Now as red nodes don’t contribute to the height of the tree and given invariant 1, that red nodes can only have black child, when a deletion of a node occurs, the violation of invariant 2 can happen and the left and right subtree might not be of equal height(Remember only black nodes contribute to the height of the tree.)

balL concerns the cases where deletion has occurred from the left subtree. Hence in balL we can assume that the left subtree is shorter than the right subtree. What are the possible cases?

Case 1: Root node is black and left subtree root is red

an image alt text

Coloring y red and x black we increase the height of left subtree by 1 and the height of the right subtree remains unchanged and hence it gets balanced. So translating the diagram to Haskell:

balL (T B (T R t1 x t2) y t3) = T R (T B t1 x t2) y t3

Case 2: Root node is black, left subtree root is black.

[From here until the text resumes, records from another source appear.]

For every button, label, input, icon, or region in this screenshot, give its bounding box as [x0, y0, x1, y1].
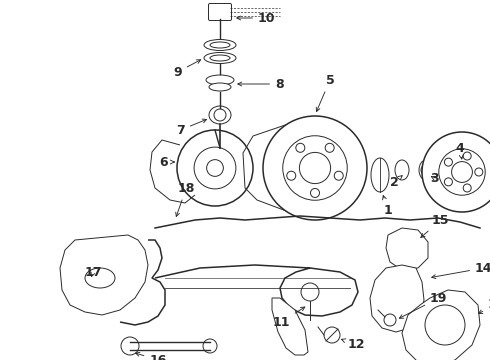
Circle shape: [299, 152, 331, 184]
Text: 4: 4: [456, 141, 465, 159]
Circle shape: [296, 143, 305, 152]
Text: 18: 18: [176, 181, 195, 216]
Text: 17: 17: [84, 266, 102, 279]
Circle shape: [214, 109, 226, 121]
Circle shape: [207, 159, 223, 176]
Circle shape: [325, 143, 334, 152]
Ellipse shape: [371, 158, 389, 192]
Text: 2: 2: [390, 175, 402, 189]
Circle shape: [439, 149, 485, 195]
Ellipse shape: [209, 106, 231, 124]
Circle shape: [324, 327, 340, 343]
Text: 12: 12: [342, 338, 366, 351]
Ellipse shape: [210, 42, 230, 48]
Ellipse shape: [204, 53, 236, 63]
Circle shape: [463, 184, 471, 192]
Text: 3: 3: [430, 171, 439, 184]
Ellipse shape: [419, 160, 433, 180]
Circle shape: [301, 283, 319, 301]
Polygon shape: [402, 290, 480, 360]
Ellipse shape: [395, 160, 409, 180]
Circle shape: [452, 162, 472, 183]
FancyBboxPatch shape: [209, 4, 231, 21]
Text: 14: 14: [432, 261, 490, 279]
Polygon shape: [386, 228, 428, 270]
Text: 1: 1: [383, 195, 392, 216]
Circle shape: [121, 337, 139, 355]
Circle shape: [177, 130, 253, 206]
Ellipse shape: [209, 83, 231, 91]
Circle shape: [283, 136, 347, 200]
Circle shape: [334, 171, 343, 180]
Text: 8: 8: [238, 77, 284, 90]
Circle shape: [463, 152, 471, 160]
Polygon shape: [370, 265, 424, 332]
Circle shape: [475, 168, 483, 176]
Circle shape: [311, 189, 319, 197]
Circle shape: [384, 314, 396, 326]
Text: 6: 6: [159, 156, 174, 168]
Polygon shape: [60, 235, 148, 315]
Circle shape: [422, 132, 490, 212]
Circle shape: [203, 339, 217, 353]
Circle shape: [444, 158, 452, 166]
Circle shape: [287, 171, 296, 180]
Text: 16: 16: [136, 352, 167, 360]
Text: 5: 5: [316, 73, 334, 112]
Text: 13: 13: [478, 298, 490, 314]
Text: 10: 10: [237, 12, 275, 24]
Text: 19: 19: [399, 292, 447, 318]
Circle shape: [425, 305, 465, 345]
Text: 7: 7: [176, 119, 206, 136]
Circle shape: [444, 178, 452, 186]
Circle shape: [194, 147, 236, 189]
Ellipse shape: [204, 40, 236, 50]
Text: 11: 11: [272, 307, 305, 328]
Circle shape: [263, 116, 367, 220]
Ellipse shape: [206, 75, 234, 85]
Polygon shape: [272, 298, 308, 355]
Text: 9: 9: [173, 60, 201, 78]
Ellipse shape: [210, 55, 230, 61]
Circle shape: [421, 165, 431, 175]
Text: 15: 15: [421, 213, 449, 238]
Ellipse shape: [85, 268, 115, 288]
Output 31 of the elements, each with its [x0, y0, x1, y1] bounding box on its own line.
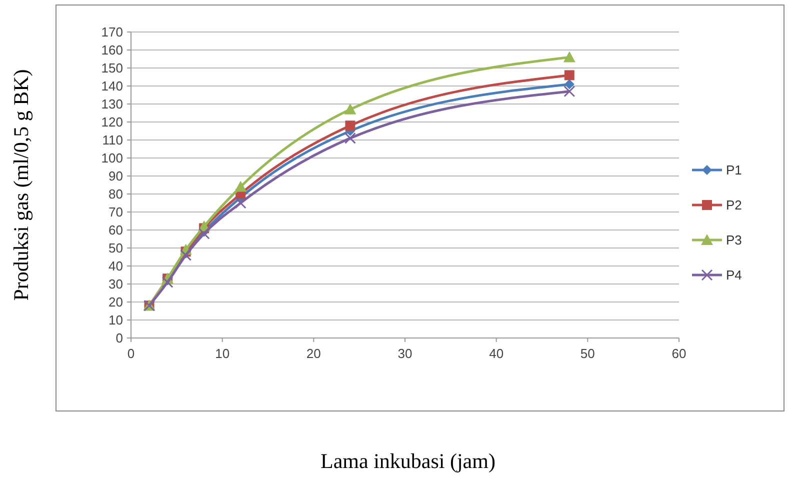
x-tick-label: 50: [580, 346, 595, 361]
y-tick-label: 60: [108, 222, 123, 238]
x-tick-label: 20: [306, 346, 321, 361]
y-tick-label: 30: [108, 276, 123, 292]
x-tick-label: 40: [489, 346, 504, 361]
y-tick-label: 0: [116, 330, 123, 346]
x-tick-label: 10: [215, 346, 230, 361]
y-tick-label: 130: [101, 96, 123, 112]
y-tick-label: 20: [108, 294, 123, 310]
x-axis-title: Lama inkubasi (jam): [320, 449, 496, 473]
x-tick-label: 30: [398, 346, 412, 361]
y-tick-label: 140: [101, 78, 123, 94]
y-tick-label: 50: [108, 240, 123, 256]
y-axis-title: Produksi gas (ml/0,5 g BK): [9, 69, 33, 301]
y-tick-label: 90: [108, 168, 123, 184]
legend-label: P4: [726, 268, 742, 283]
y-tick-label: 110: [102, 132, 123, 148]
y-tick-label: 70: [108, 204, 123, 220]
y-tick-label: 40: [108, 258, 123, 274]
legend-label: P3: [726, 232, 742, 248]
y-tick-label: 100: [101, 150, 123, 166]
x-tick-label: 60: [672, 346, 686, 361]
legend-label: P2: [726, 198, 742, 213]
y-tick-label: 120: [101, 114, 123, 130]
x-tick-label: 0: [127, 346, 135, 361]
y-tick-label: 170: [101, 24, 123, 40]
y-tick-label: 160: [101, 42, 123, 58]
y-tick-label: 10: [108, 312, 123, 328]
legend-label: P1: [726, 162, 742, 178]
y-tick-label: 80: [108, 186, 123, 202]
y-tick-label: 150: [101, 60, 123, 76]
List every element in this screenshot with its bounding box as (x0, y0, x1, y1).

If the left subtree root is black we can’t touch the left tree as it is already shorter and altering the black node would shorten the height more. We need to look at the right subtree.

So depending on the color of the root node there are 2 subcases in this:

Case 2. i. Root node is black, right subtree root is black

an image alt text

Coloring z as red reduces the height of the right subtree by 1 but it might end up violating invariant 1. In which case we have to call the old balance function that we used in case of invariant 1 violation. We can define a simple helper balance' which takes the entire node instead of passing the left subtree, right subtree, color etc. So this branch becomes:

balL (T B t1 y (T B t2 z t3)) = balance' (T B t1 y (T R t2 z t3))

Case 2. ii. Root node is black, right subtree root is red..

an image alt text

This is the most involved case. Here after rebalancing the tree the only issue is t4’s height is still n+1 which can be resolved by coloring its root red. However we need to rebalance the subtree of (t3 z t4) to resolve any violations of invariant 1.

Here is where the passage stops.